Tony Green is Professor of Haemato-oncology (1999), Head of the University Department of Haematology (2000), and Director of the Wellcome-MRC Cambridge Stem Cell Institute (2016). He studied medicine (University of Cambridge and University College Hospital, London), subsequently trained in haematology (Royal Free Hospital and Cardiff) and gained his PhD studying oncogenic retroviruses (London 1987). Following a post-doctoral period studying haematopoiesis at the Walter and Eliza Hall Institute (Melbourne), he moved to Cambridge in 1991 as a Wellcome Trust Clinical Senior Fellow and Honorary Consultant Haematologist.
His research has explored the control of normal blood stem/progenitor cells and the mechanisms by which such cells are subverted to cause haematological malignancies, using the myeloproliferative neoplasms as a tractable model. In work which spans basic, translational and clinical research he identified key causal mutations, described their biological consequences, led practice-changing clinical studies and discovered basic mechanisms of broad relevance for both cancer biology and cytokine signalling. He has held multiple academic, clinical and educational leadership roles, both nationally and internationally, has been appointed to visiting professorships at multiple universities, elected Fellow of the Academy of Medical Sciences (2001) and President of the European Haematology Association (2015-2017).
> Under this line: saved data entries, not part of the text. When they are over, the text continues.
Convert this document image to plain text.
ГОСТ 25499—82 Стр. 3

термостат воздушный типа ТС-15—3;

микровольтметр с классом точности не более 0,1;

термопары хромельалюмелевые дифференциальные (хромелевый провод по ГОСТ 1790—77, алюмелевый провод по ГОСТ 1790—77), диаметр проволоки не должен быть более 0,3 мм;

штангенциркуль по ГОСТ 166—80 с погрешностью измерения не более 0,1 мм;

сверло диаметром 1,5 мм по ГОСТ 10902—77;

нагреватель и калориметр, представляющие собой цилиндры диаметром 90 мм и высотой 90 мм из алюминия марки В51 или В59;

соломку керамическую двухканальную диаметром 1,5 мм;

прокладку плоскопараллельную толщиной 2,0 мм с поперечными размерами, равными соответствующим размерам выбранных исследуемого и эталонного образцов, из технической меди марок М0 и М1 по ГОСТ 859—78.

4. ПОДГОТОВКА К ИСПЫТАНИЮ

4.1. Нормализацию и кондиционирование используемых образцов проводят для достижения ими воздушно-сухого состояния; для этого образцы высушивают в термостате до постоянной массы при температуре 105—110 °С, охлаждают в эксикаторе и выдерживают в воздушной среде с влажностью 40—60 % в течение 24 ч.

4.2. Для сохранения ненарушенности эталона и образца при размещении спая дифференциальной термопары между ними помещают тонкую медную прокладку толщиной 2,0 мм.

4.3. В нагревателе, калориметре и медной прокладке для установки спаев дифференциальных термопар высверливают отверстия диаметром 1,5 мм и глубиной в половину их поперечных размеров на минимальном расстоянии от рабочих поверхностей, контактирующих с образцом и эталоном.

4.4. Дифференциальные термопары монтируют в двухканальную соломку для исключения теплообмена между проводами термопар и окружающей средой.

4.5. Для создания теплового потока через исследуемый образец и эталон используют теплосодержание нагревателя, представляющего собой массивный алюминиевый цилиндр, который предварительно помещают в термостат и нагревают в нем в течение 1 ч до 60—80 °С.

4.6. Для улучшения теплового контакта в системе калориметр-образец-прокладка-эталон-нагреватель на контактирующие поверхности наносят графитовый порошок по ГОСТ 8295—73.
JAK/STAT signalling, stem cell subversion and myeloid malignancies
Our research focuses on the mechanisms whereby blood stem cells are subverted during the genesis of haematological malignancies. We have increasingly concentrated on JAK/STAT signalling which is dysregulated in many cancers and plays a key role in multiple stem cell systems. In particular we have explored the molecular and cellular pathogenesis of a group of pre-leukaemic disorders, the myeloproliferative neoplasms (MPNs), in studies which have spanned basic, translational and clinical research. These disorders are experimentally tractable and provide a model for the earliest stages of tumorigenesis, inaccessible in other cancers.
In work which transformed MPN diagnosis and catalysed development of therapeutic JAK inhibitors, we and others identified phenotypic driver mutations in JAK2 and CALR which activate the JAK/STAT pathway and are present in most MPN patients. We are employing a variety of genomic approaches to explore MPN biology and improve patient management. In parallel we are investigating the functional consequences of JAK2 and CALR mutations in work which has led to unexpected insights into cancer biology as well as normal cytokine signalling.
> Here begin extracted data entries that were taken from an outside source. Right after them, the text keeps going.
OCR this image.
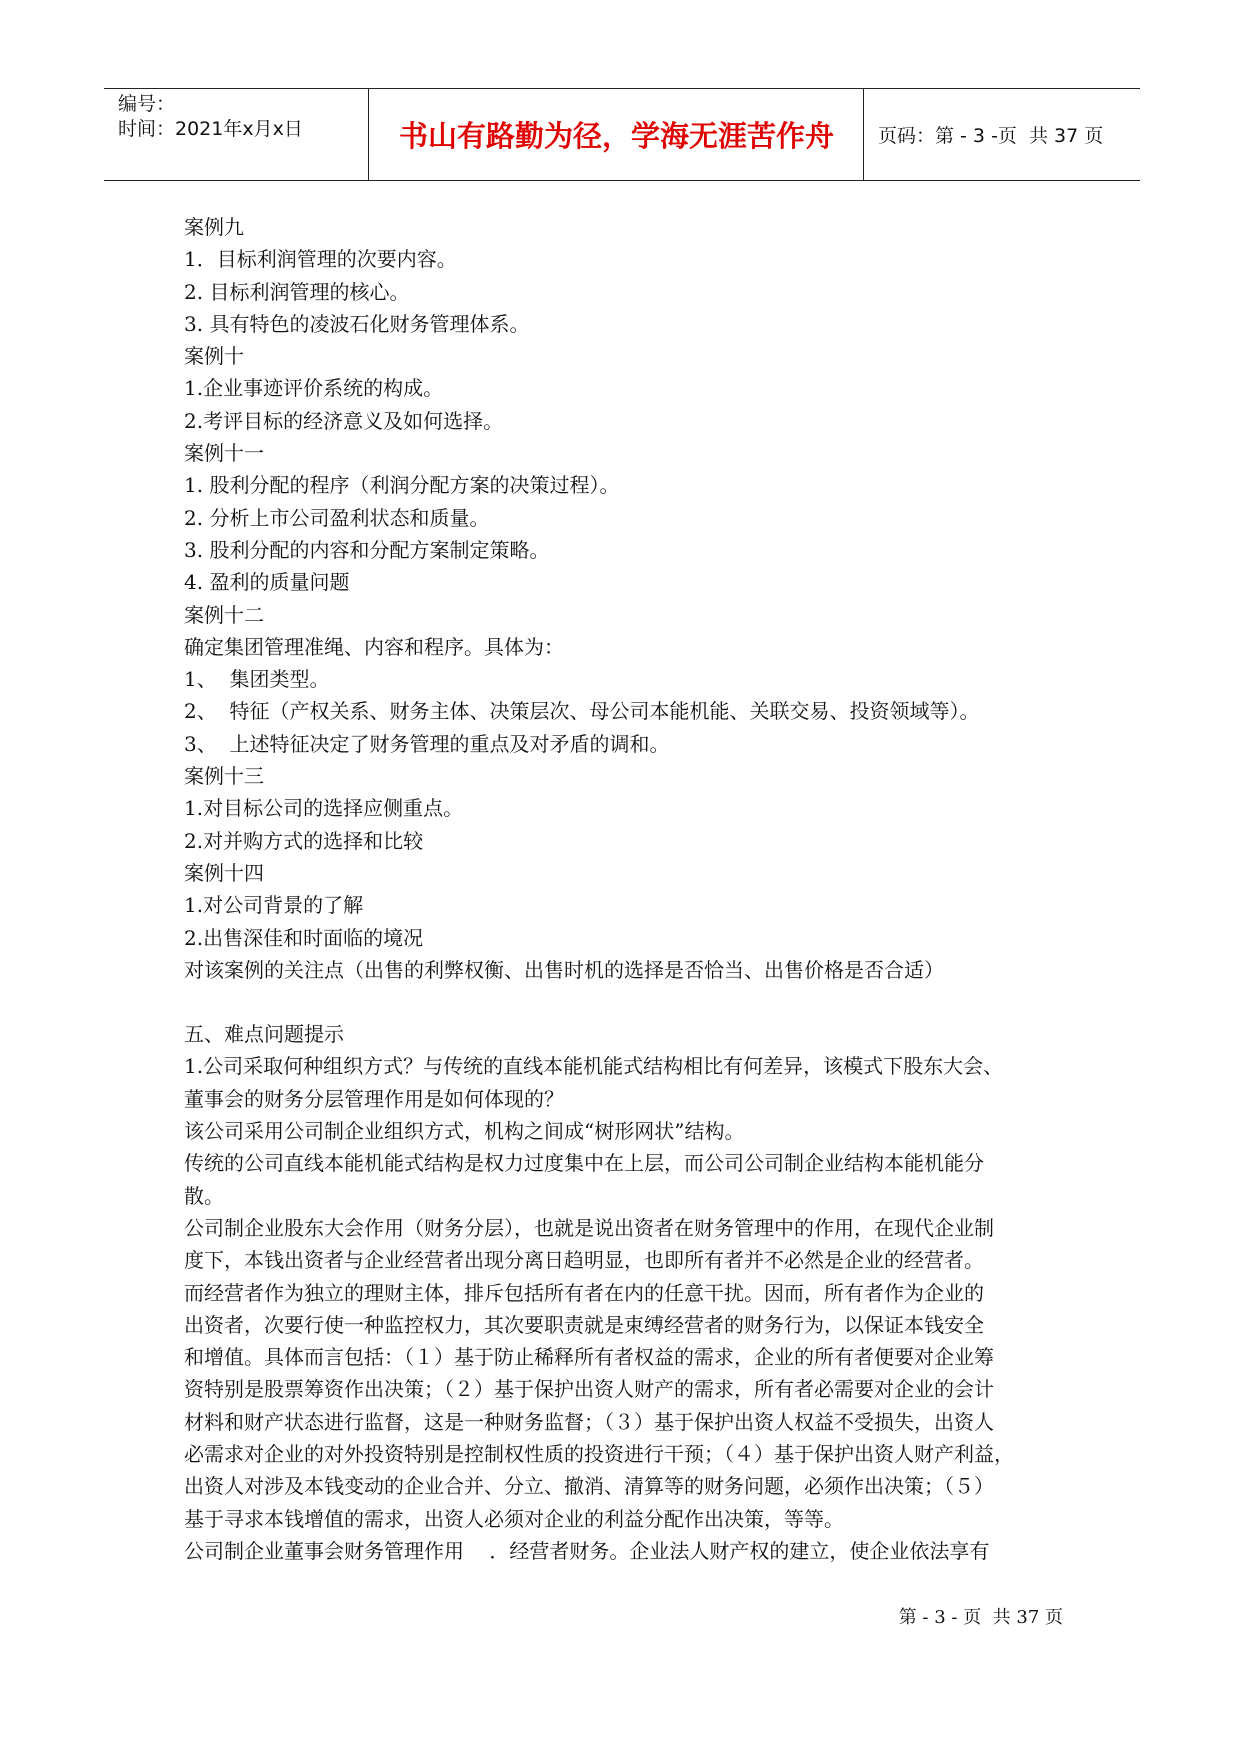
编号：
时间：2021年x月x日	书山有路勤为径，学海无涯苦作舟	页码：第 - 3 -页  共 37 页
案例九
1．目标利润管理的次要内容。
2. 目标利润管理的核心。
3. 具有特色的凌波石化财务管理体系。
案例十
1.企业事迹评价系统的构成。
2.考评目标的经济意义及如何选择。
案例十一
1. 股利分配的程序（利润分配方案的决策过程）。
2. 分析上市公司盈利状态和质量。
3. 股利分配的内容和分配方案制定策略。
4. 盈利的质量问题
案例十二
确定集团管理准绳、内容和程序。具体为：
1、  集团类型。
2、  特征（产权关系、财务主体、决策层次、母公司本能机能、关联交易、投资领域等）。
3、  上述特征决定了财务管理的重点及对矛盾的调和。
案例十三
1.对目标公司的选择应侧重点。
2.对并购方式的选择和比较
案例十四
1.对公司背景的了解
2.出售深佳和时面临的境况
对该案例的关注点（出售的利弊权衡、出售时机的选择是否恰当、出售价格是否合适）
五、难点问题提示
1.公司采取何种组织方式？与传统的直线本能机能式结构相比有何差异，该模式下股东大会、
董事会的财务分层管理作用是如何体现的？
该公司采用公司制企业组织方式，机构之间成“树形网状”结构。
传统的公司直线本能机能式结构是权力过度集中在上层，而公司公司制企业结构本能机能分
散。
公司制企业股东大会作用（财务分层），也就是说出资者在财务管理中的作用，在现代企业制
度下，本钱出资者与企业经营者出现分离日趋明显，也即所有者并不必然是企业的经营者。
而经营者作为独立的理财主体，排斥包括所有者在内的任意干扰。因而，所有者作为企业的
出资者，次要行使一种监控权力，其次要职责就是束缚经营者的财务行为，以保证本钱安全
和增值。具体而言包括：（１）基于防止稀释所有者权益的需求，企业的所有者便要对企业筹
资特别是股票筹资作出决策；（２）基于保护出资人财产的需求，所有者必需要对企业的会计
材料和财产状态进行监督，这是一种财务监督；（３）基于保护出资人权益不受损失，出资人
必需求对企业的对外投资特别是控制权性质的投资进行干预；（４）基于保护出资人财产利益，
出资人对涉及本钱变动的企业合并、分立、撤消、清算等的财务问题，必须作出决策；（５）
基于寻求本钱增值的需求，出资人必须对企业的利益分配作出决策，等等。
公司制企业董事会财务管理作用    ．经营者财务。企业法人财产权的建立，使企业依法享有
第 - 3 - 页  共 37 页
Recent highlights include: (i) first demonstration in any cancer that mutation order affects stem and progenitor behaviour, thus influencing clinical presentation, disease outcome and response to therapy (Ortmann et al NEJM 2015); (ii) description of unexpected non-canonical mechanisms of JAK/STAT signalling (Dawson et al Nature 2009; Dawson et al Cell Reports 2013); Park et al EMBO J 2016); (iii) a new MPN classification based on causal biological mechanisms and the development of personalised predictions tailored to individual patients (Grinfeld et al NEJM 2018); (iv) the use of somatic mutations as clonal markers to reconstruct the cellular ancestry of human haematopoiesis as a single phylogenetic tree with the fertilized egg at its root (Lee-Six et al Nature 2018). This latter approach is broadly applicable and allows interrogation of human stem cell dynamics in young and old, in health and disease.